School of Mathematical Sciences, Shanghai Jiao Tong University, 200240 Shanghai, China.
Department of Statistics, University for Development Studies, Navrongo, Ghana.
Comput Math Methods Med. 2020 May 15;2020:7267801. doi: 10.1155/2020/7267801. eCollection 2020.

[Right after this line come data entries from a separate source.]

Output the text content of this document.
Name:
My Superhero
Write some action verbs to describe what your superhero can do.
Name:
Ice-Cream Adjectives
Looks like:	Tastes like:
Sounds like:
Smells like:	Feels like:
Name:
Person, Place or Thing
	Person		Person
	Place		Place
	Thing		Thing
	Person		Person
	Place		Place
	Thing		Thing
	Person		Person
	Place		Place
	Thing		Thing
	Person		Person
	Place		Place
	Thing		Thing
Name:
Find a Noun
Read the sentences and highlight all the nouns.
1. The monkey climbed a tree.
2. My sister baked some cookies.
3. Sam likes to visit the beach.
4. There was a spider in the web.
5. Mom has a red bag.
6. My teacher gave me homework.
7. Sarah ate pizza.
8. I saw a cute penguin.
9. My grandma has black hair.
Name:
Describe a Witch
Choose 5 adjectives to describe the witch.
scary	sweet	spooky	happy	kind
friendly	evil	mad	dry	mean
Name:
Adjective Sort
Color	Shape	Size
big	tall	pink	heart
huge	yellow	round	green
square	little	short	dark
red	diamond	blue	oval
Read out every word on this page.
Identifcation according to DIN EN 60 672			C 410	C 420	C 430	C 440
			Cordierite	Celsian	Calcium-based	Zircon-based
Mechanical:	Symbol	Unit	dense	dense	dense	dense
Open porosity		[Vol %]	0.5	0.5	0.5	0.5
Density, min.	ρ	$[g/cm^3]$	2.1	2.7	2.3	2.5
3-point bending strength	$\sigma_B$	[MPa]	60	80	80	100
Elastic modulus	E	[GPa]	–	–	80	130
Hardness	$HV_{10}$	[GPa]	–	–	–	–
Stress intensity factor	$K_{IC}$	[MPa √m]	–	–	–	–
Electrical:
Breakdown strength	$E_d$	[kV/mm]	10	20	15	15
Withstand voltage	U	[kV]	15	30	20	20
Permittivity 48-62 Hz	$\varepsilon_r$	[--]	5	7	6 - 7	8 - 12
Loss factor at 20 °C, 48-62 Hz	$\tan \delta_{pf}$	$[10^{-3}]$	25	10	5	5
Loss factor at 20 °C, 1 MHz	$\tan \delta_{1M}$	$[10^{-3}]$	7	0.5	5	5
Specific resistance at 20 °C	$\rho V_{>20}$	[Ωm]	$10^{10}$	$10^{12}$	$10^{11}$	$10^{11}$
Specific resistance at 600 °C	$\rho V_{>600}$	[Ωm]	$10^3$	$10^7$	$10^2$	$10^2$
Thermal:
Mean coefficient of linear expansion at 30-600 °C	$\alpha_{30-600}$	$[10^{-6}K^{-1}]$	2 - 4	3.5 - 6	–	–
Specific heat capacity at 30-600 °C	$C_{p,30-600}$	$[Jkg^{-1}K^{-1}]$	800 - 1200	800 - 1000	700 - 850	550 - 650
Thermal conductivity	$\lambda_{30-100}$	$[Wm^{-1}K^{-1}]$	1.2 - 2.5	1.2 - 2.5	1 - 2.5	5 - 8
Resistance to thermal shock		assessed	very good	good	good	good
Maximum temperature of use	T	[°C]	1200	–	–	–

Several methods have been proposed in open literatures for detecting changes in disease outbreak or incidence. Most of these methods are likelihood-based as well as the direct application of Shewhart, CUSUM and EWMA schemes. We use CUSUM, EWMA and EWMA-CUSUM multi-chart schemes to detect changes in disease incidence. Multi-chart is a combination of several single charts that detects changes in a process and have been shown to have elegant properties in the sense that they are fast in detecting changes in a process as well as being computationally less expensive. Simulation results show that the multi-CUSUM chart is faster than EWMA and EWMA-CUSUM multi-charts in detecting shifts in the rate parameter. A real illustration with health data is used to demonstrate the efficiency of the schemes.
已有文献提出了几种用于检测疾病爆发或发病率变化的方法。这些方法大多基于似然比,以及谢哈特(Shewhart)、CUSUM 和 EWMA 方案的直接应用。我们使用 CUSUM、EWMA 和 EWMA-CUSUM 多图方案来检测疾病发病率的变化。多图是将多个单图组合在一起,用于检测过程中的变化,并且已经证明它们具有优美的特性,即在检测过程中的变化时速度很快,并且计算成本较低。模拟结果表明,多 CUSUM 图在检测率参数变化方面比 EWMA 和 EWMA-CUSUM 多图更快。使用健康数据进行实际说明,以展示方案的效率。